What are the key risks?
Program management can be a risky business. There’s the risk of running out of funds, the risk of unhappy stakeholders, the risk of your program not actually doing what it is meant to and the personal reputational risk to you, among many others. You may have been lucky enough to have been handed over a risk management plan from the previous program manager. If not, you will have to create this yourself to ensure that risk is managed appropriately.
Some steps you can take include:
- listing all of the risks for your program you can think of and group them into categories. The categories might include financial, legal and governance, reputational, delivery. Then assess the likelihood and consequence of each risk occurring and the risk rating which results from that assessment. You need to determine whether you accept the risk rating (e.g. you are satisfied with a medium risk of unhappy stakeholders) or whether you seek to mitigate the risk (e.g. you are not comfortable with a medium risk of unhappy stakeholders and want to reduce it to a low risk). Identify what controls you can put in place to reduce either the likelihood or the consequence of that risk occurring and then determine the final risk rating. If you are not familiar with the risk assessment process, check out the ISO 31000 risk management standard for guidance.
- testing your risk management plan regularly. Are the controls you put in place to manage risks actually working? For example, if there needs to be dual signatories on financial expenditure, is this actually occurring or is a single person releasing the funds? If the latter, your control is not working and your risk is higher than you expected.
Is the program working?
By now, you may have been surprised by many things you didn’t expect to happen. The last thing you want to be surprised by is that an evaluation finds, or your stakeholders believe, that your program isn’t working. Take a deep breath and we’ll give you our last set of tips to manage this last question.

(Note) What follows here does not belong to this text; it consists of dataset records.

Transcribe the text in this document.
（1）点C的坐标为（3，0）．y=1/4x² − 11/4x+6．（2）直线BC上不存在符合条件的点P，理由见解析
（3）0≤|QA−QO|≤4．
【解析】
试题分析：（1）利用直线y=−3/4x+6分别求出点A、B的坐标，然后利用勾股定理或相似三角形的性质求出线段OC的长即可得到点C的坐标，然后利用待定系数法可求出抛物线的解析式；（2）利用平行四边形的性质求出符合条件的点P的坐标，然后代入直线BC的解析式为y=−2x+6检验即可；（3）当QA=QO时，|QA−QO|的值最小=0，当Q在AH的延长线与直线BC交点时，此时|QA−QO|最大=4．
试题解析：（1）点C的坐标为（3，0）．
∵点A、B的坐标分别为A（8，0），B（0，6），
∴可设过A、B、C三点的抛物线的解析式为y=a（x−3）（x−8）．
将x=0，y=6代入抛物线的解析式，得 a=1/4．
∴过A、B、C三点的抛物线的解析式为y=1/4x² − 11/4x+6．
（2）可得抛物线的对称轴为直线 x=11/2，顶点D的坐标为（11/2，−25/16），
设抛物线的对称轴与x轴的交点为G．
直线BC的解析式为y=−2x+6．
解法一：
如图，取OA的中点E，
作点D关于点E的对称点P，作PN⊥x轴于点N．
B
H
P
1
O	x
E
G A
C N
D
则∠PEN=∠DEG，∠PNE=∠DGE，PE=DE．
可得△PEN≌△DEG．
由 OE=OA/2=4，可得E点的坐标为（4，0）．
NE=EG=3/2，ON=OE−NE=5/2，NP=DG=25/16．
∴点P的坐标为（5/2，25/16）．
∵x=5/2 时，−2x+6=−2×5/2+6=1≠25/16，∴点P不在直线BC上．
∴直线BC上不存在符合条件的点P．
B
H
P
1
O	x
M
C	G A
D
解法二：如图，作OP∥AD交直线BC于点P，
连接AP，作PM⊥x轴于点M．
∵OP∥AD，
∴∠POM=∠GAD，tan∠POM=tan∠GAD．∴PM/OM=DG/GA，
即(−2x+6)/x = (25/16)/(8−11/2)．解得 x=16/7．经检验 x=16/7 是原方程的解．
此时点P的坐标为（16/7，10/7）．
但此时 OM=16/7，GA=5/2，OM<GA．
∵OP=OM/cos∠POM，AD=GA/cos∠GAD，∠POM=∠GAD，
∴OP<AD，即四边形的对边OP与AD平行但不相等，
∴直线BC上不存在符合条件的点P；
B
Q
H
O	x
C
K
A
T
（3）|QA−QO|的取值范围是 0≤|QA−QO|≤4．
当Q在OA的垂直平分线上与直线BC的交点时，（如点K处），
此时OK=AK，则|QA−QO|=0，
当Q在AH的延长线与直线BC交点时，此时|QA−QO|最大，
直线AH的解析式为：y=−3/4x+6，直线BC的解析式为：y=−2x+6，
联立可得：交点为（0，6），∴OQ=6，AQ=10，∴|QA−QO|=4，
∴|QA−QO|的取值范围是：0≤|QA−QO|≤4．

Some steps to take include:
- undertaking an evaluation of your program. You can do this internally or by commissioning an independent evaluation of your program. With an internal evaluation you benefit by personally conducting the evaluation and getting really familiar with all of its elements and the data and it can be less costly. With an external evaluation you benefit by being able to continue working on your business-as-usual responsibilities with the confidence that your program is being evaluated with the rigour it deserves, rather than being set to the side of your desk. Once you complete the evaluation, you will know which elements of your program are working well and you don’t need to worry about, and which elements need your attention to ensure your program addresses its intended problem appropriately, efficiently and effectively. If you conduct your program evaluation internally, check out our DIY Program Evaluation Kit to help you get started.
- updating your program logic. You may have identified elements of your program which were missing from your program logic through the evaluation or which are mis-represented. Alternatively, your program objectives may need to change now that you have conducted the evaluation – maybe your program objectives were too easy, or too hard, for your program to realistically achieve.
Enjoy the learning experience. Program management can be demanding, challenging and nerve-racking when things don’t go quite to plan. Regardless of where your program is at and how it is performing, you personally will benefit significantly from your new role. Be sure to take stock of your own skills and development once in a while and reflect on how far you’ve come.
All the best from Grosvenor in your new role!